事实上,宁温书只是见过大铁马,这小铁马是他随口胡诌的。
萧益率领的使团,连牛马都瞪大了眼睛,只觉得这一切都太不可思议了!
萧益又问:“方才那人……”
“是飞来医馆的译语人,他精通许多语言,君子六艺件件拿得出手,学识渊博,还是位勇士,常伴邵馆长左右,是天纵奇才。”
“陛下多次诚意邀请,都被婉拒了。”
宁温书实在不想说,陛下邀请飞来医馆食堂大厨到长信宫当御厨,都被拒绝了,唉……就是瞧不上啊。
萧益所在的北狄,与大郸一样有仙人仙境和法器这些说法,但略有不同。
北狄更偏信预言和神迹,神明高高在上冷酷无情,动辙降罪降祸,极少会显灵或帮助平民,只偶尔通过灵婆传递一些消息。
北狄境内寒冷居多,春夏略短,牛羊追逐草木为生,所以平民也好,贵族也好,每年都要迁徒。
每次迁徒前,灵婆都会有一些话要说。
多年前,北狄与大郸一战,两国元气大伤,接壤边境有了数十年的安宁,当时就有流言,也有说是灵婆之说。
北狄想攻破大郸易,想占据难;派细作搅局易,想颠覆帝位难。
若二十六年后,北狄出使大郸,遇眉发皆白之少女,则预示大郸国运昌盛,有异人相助之相。
灵婆留下这些话就跟随平民迁徒离开,再也没见到人。
此次出使,北狄结合神谕细算一下,刚好是停战的第二十六年,此前出使非比寻常,所以派了重臣萧益作出使团的正使前来。

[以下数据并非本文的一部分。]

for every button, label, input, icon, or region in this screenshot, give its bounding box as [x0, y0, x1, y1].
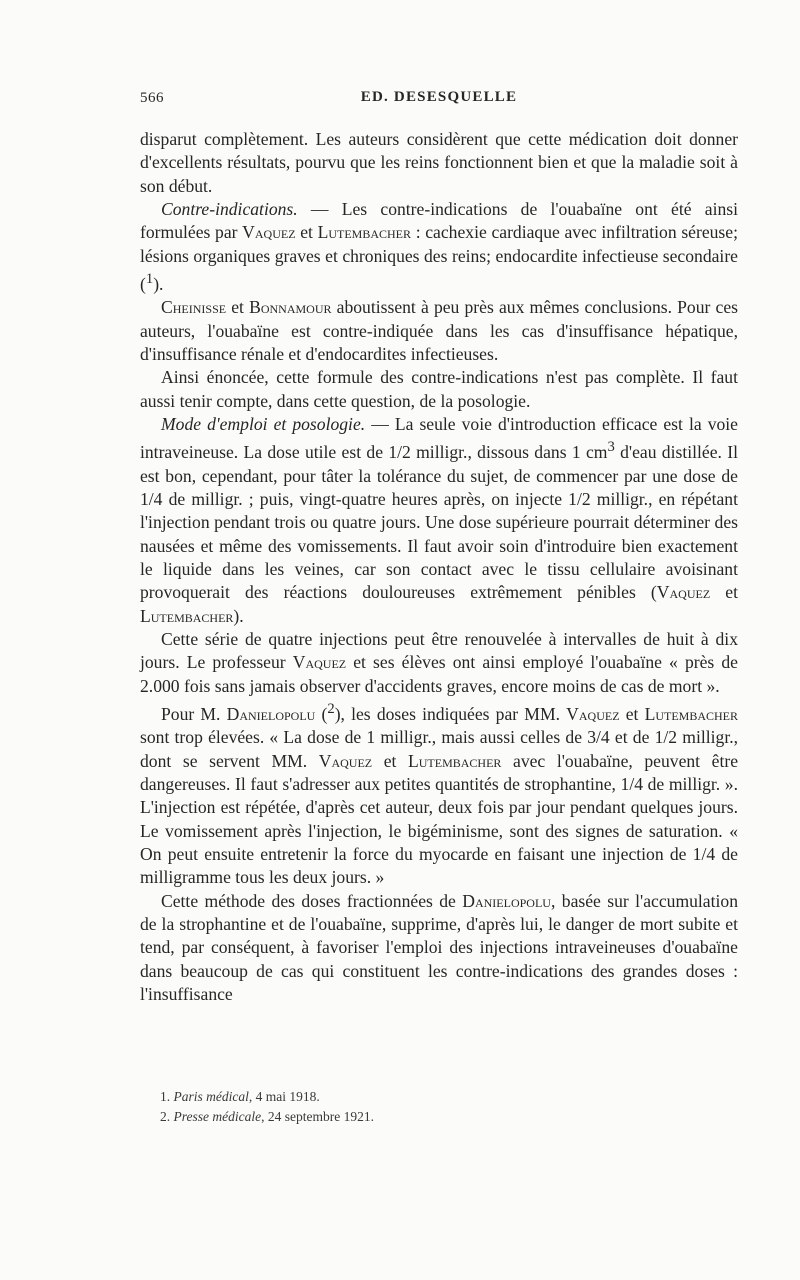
author-name: Vaquez	[566, 703, 620, 724]
author-name: Lutembacher	[317, 222, 412, 243]
footnote-number: 1.	[160, 1089, 171, 1104]
text-run: disparut complètement. Les auteurs considèrent que cette médication doit donner d'excellents résultats, pourvu que les reins fonctionnent bien et que la maladie soit à son début.	[140, 129, 738, 196]
author-name: Cheinisse	[161, 297, 227, 318]
text-run: , basée sur l'accumulation de la strophantine et de l'ouabaïne, supprime, d'après lui, le danger de mort subite et tend, par conséquent, à favoriser l'emploi des injections intraveineuses d'ouabaïne dans beaucoup de cas qui constituent les contre-indications des grandes doses : l'insuffisance	[140, 890, 738, 1004]
text-run: ).	[153, 273, 164, 294]
body-text	[140, 128, 738, 1006]
paragraph-ainsi	[140, 366, 738, 413]
running-title: ED. DESESQUELLE	[360, 89, 518, 105]
text-run: Cette série de quatre injections peut être renouvelée à intervalles de huit à dix jours. Le professeur	[140, 628, 738, 673]
text-run: Cette méthode des doses fractionnées de	[161, 890, 463, 911]
section-heading: Contre-indications.	[161, 199, 298, 220]
footnote-2	[160, 1107, 720, 1127]
footnote-ref: 2	[327, 700, 335, 717]
text-run: sont trop élevées. « La dose de 1 milligr., mais aussi celles de 3/4 et de 1/2 milligr., dont se servent MM.	[140, 727, 738, 771]
author-name: Vaquez	[318, 750, 373, 771]
text-run: d'eau distillée. Il est bon, cependant, pour tâter la tolérance du sujet, de commencer par une dose de 1/4 de milligr. ; puis, vingt-quatre heures après, on injecte 1/2 milligr., en répétant l'injection pendant trois ou quatre jours. Une dose supérieure pourrait déterminer des nausées et même des vomissements. Il faut avoir soin d'introduire bien exactement le liquide dans les veines, car son contact avec le tissu cellulaire avoisinant provoquerait des réactions douloureuses extrêmement pénibles (	[140, 442, 738, 603]
paragraph-mode-emploi	[140, 413, 738, 628]
text-run: (	[315, 703, 328, 724]
footnote-source: Presse médicale	[173, 1109, 262, 1124]
author-name: Vaquez	[656, 582, 711, 603]
text-run: et	[226, 297, 250, 318]
author-name: Bonnamour	[249, 297, 332, 318]
text-run: Pour M.	[161, 703, 227, 724]
paragraph-contre-indications	[140, 198, 738, 296]
paragraph-1	[140, 128, 738, 198]
author-name: Danielopolu	[226, 703, 316, 724]
text-run: et	[619, 703, 645, 724]
footnote-ref: 1	[145, 271, 154, 288]
author-name: Danielopolu	[462, 890, 551, 911]
author-name: Vaquez	[292, 652, 347, 673]
paragraph-methode	[140, 890, 738, 1007]
author-name: Lutembacher	[140, 605, 234, 626]
text-run: et	[295, 222, 318, 243]
text-run: et ses élèves ont ainsi employé l'ouabaïne « près de 2.000 fois sans jamais observer d'accidents graves, encore moins de cas de mort ».	[140, 652, 738, 696]
author-name: Lutembacher	[408, 750, 502, 771]
footnote-text: , 24 septembre 1921.	[261, 1109, 374, 1124]
footnotes	[160, 1087, 720, 1127]
section-heading: Mode d'emploi et posologie.	[161, 413, 366, 434]
text-run: et	[710, 582, 738, 603]
text-run: : cachexie cardiaque avec infiltration séreuse; lésions organiques graves et chroniques des reins; endocardite infectieuse secondaire (	[140, 222, 738, 294]
text-run: — Les contre-indications de l'ouabaïne ont été ainsi formulées par	[140, 199, 738, 243]
footnote-source: Paris médical	[173, 1089, 249, 1104]
text-run: avec l'ouabaïne, peuvent être dangereuses. Il faut s'adresser aux petites quantités de strophantine, 1/4 de milligr. ». L'injection est répétée, d'après cet auteur, deux fois par jour pendant quelques jours. Le vomissement après l'injection, le bigéminisme, sont des signes de saturation. « On peut ensuite entretenir la force du myocarde en faisant une injection de 1/4 de milligramme tous les deux jours. »	[140, 750, 739, 888]
paragraph-danielopolu	[140, 698, 738, 890]
author-name: Lutembacher	[644, 703, 738, 724]
page-header	[140, 90, 738, 114]
text-run: ), les doses indiquées par MM.	[334, 703, 567, 724]
text-run: ).	[233, 605, 244, 626]
superscript: 3	[607, 439, 615, 456]
text-run: Ainsi énoncée, cette formule des contre-indications n'est pas complète. Il faut aussi tenir compte, dans cette question, de la posologie.	[140, 367, 738, 411]
footnote-text: , 4 mai 1918.	[248, 1089, 320, 1104]
footnote-number: 2.	[160, 1109, 171, 1124]
text-run: et	[372, 750, 409, 771]
text-run: aboutissent à peu près aux mêmes conclusions. Pour ces auteurs, l'ouabaïne est contre-indiquée dans les cas d'insuffisance hépatique, d'insuffisance rénale et d'endocardites infectieuses.	[140, 297, 738, 364]
text-run: — La seule voie d'introduction efficace est la voie intraveineuse. La dose utile est de 1/2 milligr., dissous dans 1 cm	[140, 413, 738, 463]
footnote-1	[160, 1087, 720, 1107]
paragraph-cheinisse	[140, 296, 738, 366]
paragraph-serie	[140, 628, 738, 698]
author-name: Vaquez	[242, 222, 296, 243]
page-number: 566	[140, 90, 164, 106]
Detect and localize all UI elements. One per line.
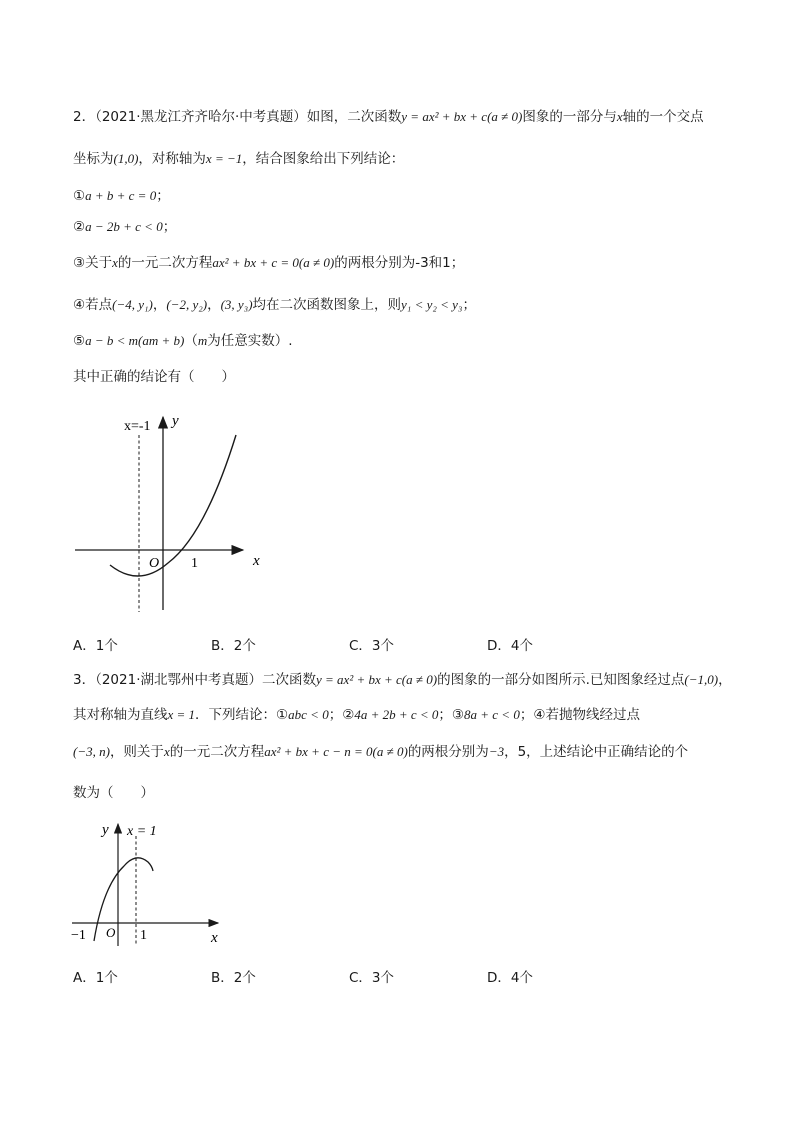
q2-statement-line1: 2．（2021·黑龙江齐齐哈尔·中考真题）如图，二次函数y = ax² + bx + c(a ≠ 0)图象的一部分与x轴的一个交点 bbox=[73, 109, 704, 125]
q3-statement-line3: (−3, n)，则关于x的一元二次方程ax² + bx + c − n = 0(a ≠ 0)的两根分别为−3，5，上述结论中正确结论的个 bbox=[73, 744, 689, 760]
q3-option-c[interactable]: C．3个 bbox=[349, 970, 395, 986]
q3-x-label: x bbox=[211, 930, 218, 946]
q3-option-d[interactable]: D．4个 bbox=[487, 970, 533, 986]
q2-option-c[interactable]: C．3个 bbox=[349, 638, 395, 654]
q2-y-label: y bbox=[172, 413, 179, 429]
q3-origin-label: O bbox=[106, 925, 116, 940]
q2-one-label: 1 bbox=[191, 556, 198, 571]
q3-statement-line2: 其对称轴为直线x = 1．下列结论：①abc < 0；②4a + 2b + c < 0；③8a + c < 0；④若抛物线经过点 bbox=[73, 707, 640, 723]
q2-conclusion-3: ③关于x的一元二次方程ax² + bx + c = 0(a ≠ 0)的两根分别为-3和1； bbox=[73, 255, 465, 271]
q3-graph bbox=[68, 818, 238, 948]
q2-prompt: 其中正确的结论有（ ） bbox=[73, 369, 235, 385]
q2-graph bbox=[70, 405, 270, 615]
q3-statement-line1: 3．（2021·湖北鄂州中考真题）二次函数y = ax² + bx + c(a ≠ 0)的图象的一部分如图所示.已知图象经过点(−1,0)， bbox=[73, 672, 732, 688]
q3-neg-one-label: −1 bbox=[71, 928, 86, 943]
q2-conclusion-1: ①a + b + c = 0； bbox=[73, 188, 170, 204]
q2-function-formula: y = ax² + bx + c(a ≠ 0) bbox=[401, 109, 523, 124]
q3-axis-label: x = 1 bbox=[127, 824, 157, 839]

一路行来,尤其是听说了飞来医馆,萧益整个人都不好了,这难道就是“异人相助”?
但宁温书又说,那个骑小铁马的译语人并不愿意为大郸所用,那所谓“友人”,也只是虚言,“相助”大概也只限于治病救人。
然而,萧益的猜测还没结束,使团到达南门时,就看到一群衣饰样貌都与大郸天差地别的孩童们鱼贯而入,负责看护他们却是大郸神卫。
这些孩童的衣饰和举止,与飞来医馆的译语人很像,就只能是那座空中花园里的孩童。
不论何时何地,一族也好,一国也好,孩童都需要额外保护。
若不是朋友,谁会轻易把自家孩子交付给大郸神卫?
想到这里,萧益只觉得胸口发闷,腹痛剧烈,不好……这是……又要泻?
宁温书观察着萧益的一举一动,看到他在马车内慌乱的样子,赶紧提醒:“萧主使,您可有不适之处?”
“方沙城重建后修了许多公厕,您若是需要,可以下车走过去,这附近二十米之内就有一处。”